If you think your child needs internet access on the device, (and I would challenge this – most everything a child would need can be gotten from a more narrowly defined Ap.) then I would say the best option would be to purchase a search engine ap… Bsecure and Covenant Eyes are two options that I know people recommend… I am sure there are more… They are filtered and an email can be scheduled to be sent to the address of your choice with a report… and if you get the full account with them, you have all kinds of further features.
Speaking of Aps, many Aps have internet access built in… many, in fact… but most of them only allow the user to access their materials, game page, etc. However, others have built in search engines! Facebook’s Ap is one of these. In order to surf the web, one need only open the Ap and click a link. Since it is what it is, the access will go around any other kind of filter.
Be aware of which Aps are on your child’s device and what their capacities are.
Did you know that your family’s game system probably also has internet capacity?

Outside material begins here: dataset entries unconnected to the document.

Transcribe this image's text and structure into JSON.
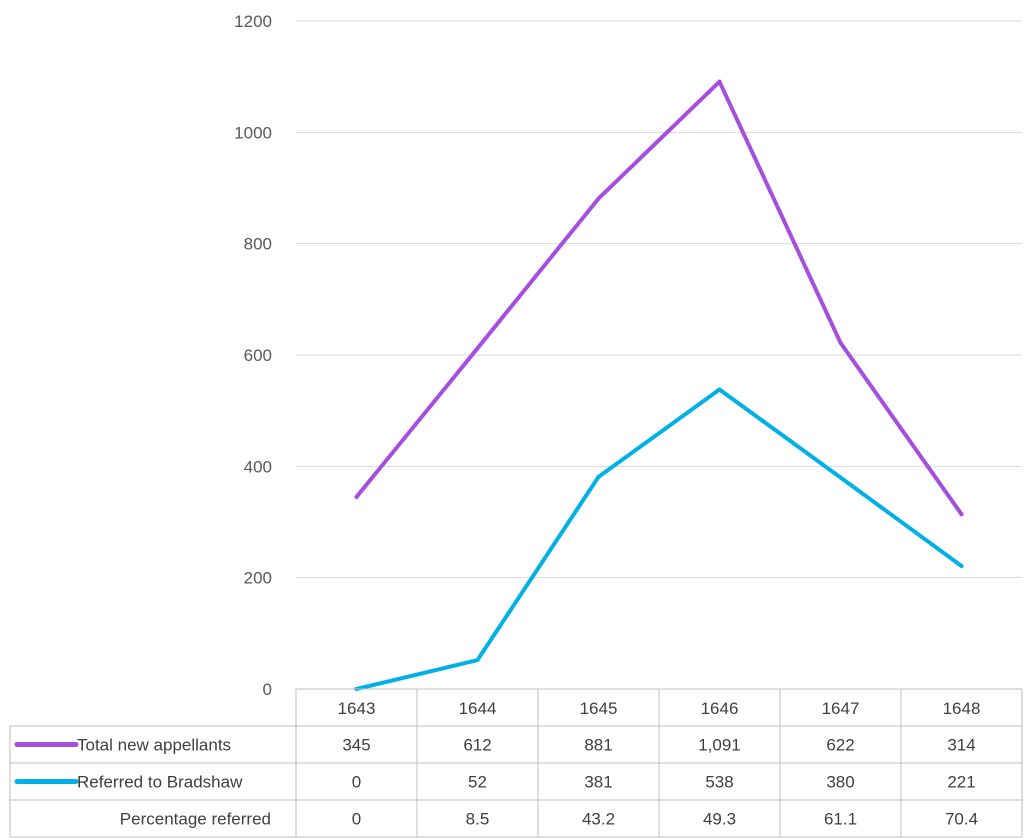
{
  "chart_data": {
    "type": "line",
    "title": "",
    "xlabel": "",
    "ylabel": "",
    "ylim": [
      0,
      1200
    ],
    "yticks": [
      0,
      200,
      400,
      600,
      800,
      1000,
      1200
    ],
    "categories": [
      "1643",
      "1644",
      "1645",
      "1646",
      "1647",
      "1648"
    ],
    "grid": true,
    "legend": "data table below chart",
    "series": [
      {
        "name": "Total new appellants",
        "color": "#a64ee0",
        "values": [
          345,
          612,
          881,
          1091,
          622,
          314
        ],
        "labels": [
          "345",
          "612",
          "881",
          "1,091",
          "622",
          "314"
        ],
        "plotted": true
      },
      {
        "name": "Referred to Bradshaw",
        "color": "#00b0e6",
        "values": [
          0,
          52,
          381,
          538,
          380,
          221
        ],
        "labels": [
          "0",
          "52",
          "381",
          "538",
          "380",
          "221"
        ],
        "plotted": true
      },
      {
        "name": "Percentage referred",
        "color": "",
        "values": [
          0,
          8.5,
          43.2,
          49.3,
          61.1,
          70.4
        ],
        "labels": [
          "0",
          "8.5",
          "43.2",
          "49.3",
          "61.1",
          "70.4"
        ],
        "plotted": false
      }
    ]
  }
}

Your Play Station, Xbox, and even your Wii can get online and search online with little effort.
Netflix and other movie systems often have access to all kinds of movies, documentaries, and shows with ratings of all kind… unless you intentionally create settings and passwords. In fact, many modern televisions come equipped with direct internet access! Does yours?
There is another issue as well:
Too often parents are also unaware of what goes on in their child’s texting life… all 3000 of the monthly texts
Too many kids are foolishly (and kids are foolish) sending sexual texts; like historically used to happen with Facebook and email. Texts are even less accountable in nature.
Something came up in my office a year or so ago: a middle school girl had sent a topless photo of herself, via text, to her boyfriend. Showing off, he sent it to a few of his friends… one apparently out of state. In that moment, he had unknowingly broken federal trafficking child porn laws!
Like so many powerful things, there is little room for error with the internet.
Unlike most powerful things, the internet is easily accessible to virtually everyone with no training necessary… and no decades for a system of ethics to develop and be trained into us.
It is vital that we are diligent to monitor our children’s texting habits.
And something you may not know is that many Aps have additional texting capabilities – many games have chat rooms for talk between the players, but there is little-to-no policing of that activity. One game I play has one comment thread that is 18 and over only for crass humor but there isn’t any way to police it.
Numerous Aps and other programs that are otherwise kid-friendly have text capacities or internet access.
Honestly, there is nothing equivalent to being involved enough to see what is going on in your children’s life… make sure you are aware of what they are doing and what access they have… who knows, you might even enjoy some of the same programs.
The way we handle this is: we only use one itunes account shared by the children and me… furthermore, the kids cannot purchase or without the password that only my wife knows (and my office manager)… and we will continue this through their childhood and teen years… once we approve an ap or program, they can play it, but we can still be aware of them – because they automatically upload on my devices too!
Stay in touch. Be aware. Too many moms and dads aren’t even aware of all of the portals for the internet in their homes… don’t let that be you.